Your turn. What did you think of this episode? Are you happy we have The Originals to look forward to? What do you think Katherine’s game is? Was her plan to get the moonstone, then deliver Elena to The Originals herself so she can stop running? Or was Katherine trying to obtain the moonstone and (in some twisted way) keep Elena safe? Why would Katherine need a werewolf if it was the doppelgänger’s blood that was needed for the sacrifice not a wolf’s? Is it still something to do with the spell, or is it because she wants the werewolf to help protect her (or Elena) from The Originals? How did Trevor save Katherine from her fate?

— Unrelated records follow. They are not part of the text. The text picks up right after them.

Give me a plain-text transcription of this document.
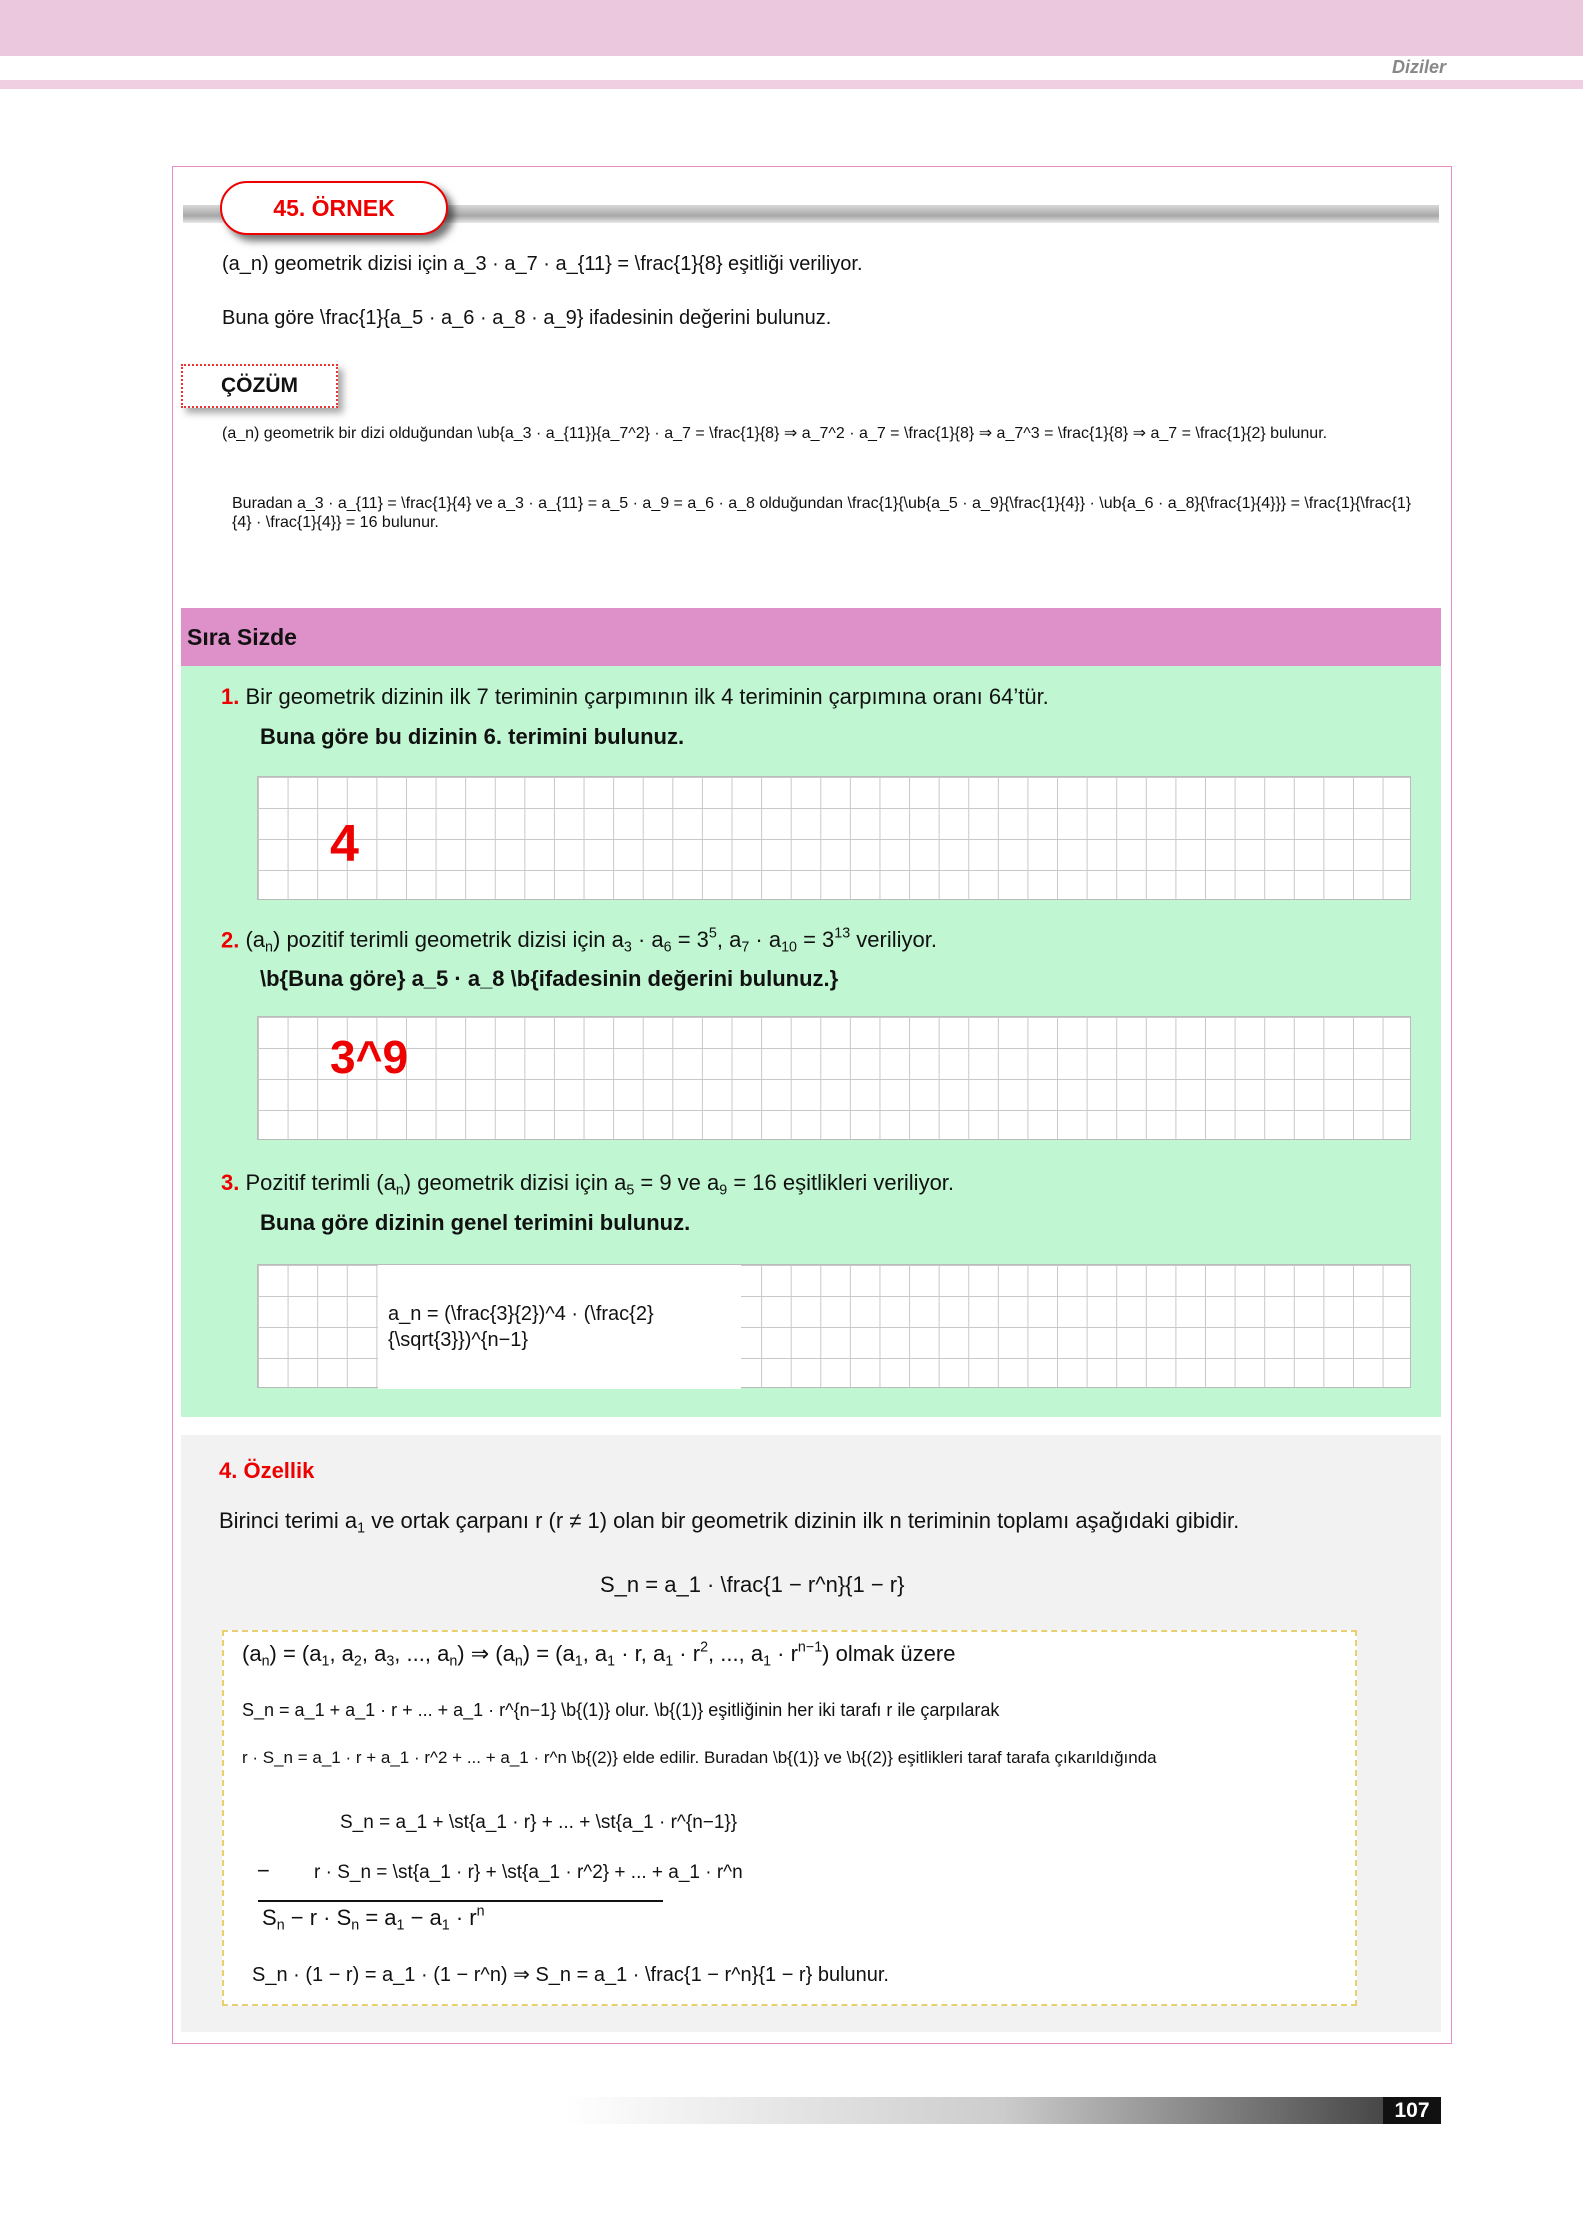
Diziler
45. ÖRNEK
(a_n) geometrik dizisi için a_3 · a_7 · a_{11} = \frac{1}{8} eşitliği veriliyor.
Buna göre \frac{1}{a_5 · a_6 · a_8 · a_9} ifadesinin değerini bulunuz.
ÇÖZÜM
(a_n) geometrik bir dizi olduğundan \ub{a_3 · a_{11}}{a_7^2} · a_7 = \frac{1}{8} ⇒ a_7^2 · a_7 = \frac{1}{8} ⇒ a_7^3 = \frac{1}{8} ⇒ a_7 = \frac{1}{2} bulunur.
Buradan a_3 · a_{11} = \frac{1}{4} ve a_3 · a_{11} = a_5 · a_9 = a_6 · a_8 olduğundan \frac{1}{\ub{a_5 · a_9}{\frac{1}{4}} · \ub{a_6 · a_8}{\frac{1}{4}}} = \frac{1}{\frac{1}{4} · \frac{1}{4}} = 16 bulunur.
Sıra Sizde
1. Bir geometrik dizinin ilk 7 teriminin çarpımının ilk 4 teriminin çarpımına oranı 64’tür.
Buna göre bu dizinin 6. terimini bulunuz.
4
2. $(a_n)$ pozitif terimli geometrik dizisi için $a_3 \cdot a_6 = 3^5$, $a_7 \cdot a_{10} = 3^{13}$ veriliyor.
\b{Buna göre} a_5 · a_8 \b{ifadesinin değerini bulunuz.}
3^9
3. Pozitif terimli $(a_n)$ geometrik dizisi için $a_5 = 9$ ve $a_9 = 16$ eşitlikleri veriliyor.
Buna göre dizinin genel terimini bulunuz.
a_n = (\frac{3}{2})^4 · (\frac{2}{\sqrt{3}})^{n−1}
4. Özellik
Birinci terimi $a_1$ ve ortak çarpanı r (r ≠ 1) olan bir geometrik dizinin ilk n teriminin toplamı aşağıdaki gibidir.
S_n = a_1 · \frac{1 − r^n}{1 − r}
$(a_n) = (a_1$, $a_2$, $a_3$, ..., $a_n$) ⇒ $(a_n) = (a_1$, $a_1 \cdot r$, $a_1 \cdot r^2$, ..., $a_1 \cdot r^{n-1}$) olmak üzere
S_n = a_1 + a_1 · r + ... + a_1 · r^{n−1} \b{(1)} olur. \b{(1)} eşitliğinin her iki tarafı r ile çarpılarak
r · S_n = a_1 · r + a_1 · r^2 + ... + a_1 · r^n \b{(2)} elde edilir. Buradan \b{(1)} ve \b{(2)} eşitlikleri taraf tarafa çıkarıldığında
S_n = a_1 + \st{a_1 · r} + ... + \st{a_1 · r^{n−1}}
− r · S_n = \st{a_1 · r} + \st{a_1 · r^2} + ... + a_1 · r^n
$S_n - r \cdot S_n = a_1 - a_1 \cdot r^n$
S_n · (1 − r) = a_1 · (1 − r^n) ⇒ S_n = a_1 · \frac{1 − r^n}{1 − r} bulunur.
107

Does the sacrifice need to be human, and so he turned her into a vamp? Or was she already a vampire, and he let her go? If Katherine was the first Petrova doppelgänger, does that mean there could, conceivably, be an episode where Nina Dobrev is playing three roles? If so, I’m gonna have to become Doc Jensen here. But I like the expanding world. Elijah already seemed more interesting when he got pissy. And now that Damon is letting Elena go (for now), he’s free to start something with Rose, who’s already admitted she’s a sucker for bad boys. The Salvatore Brothers have had their shirts on way too much recently.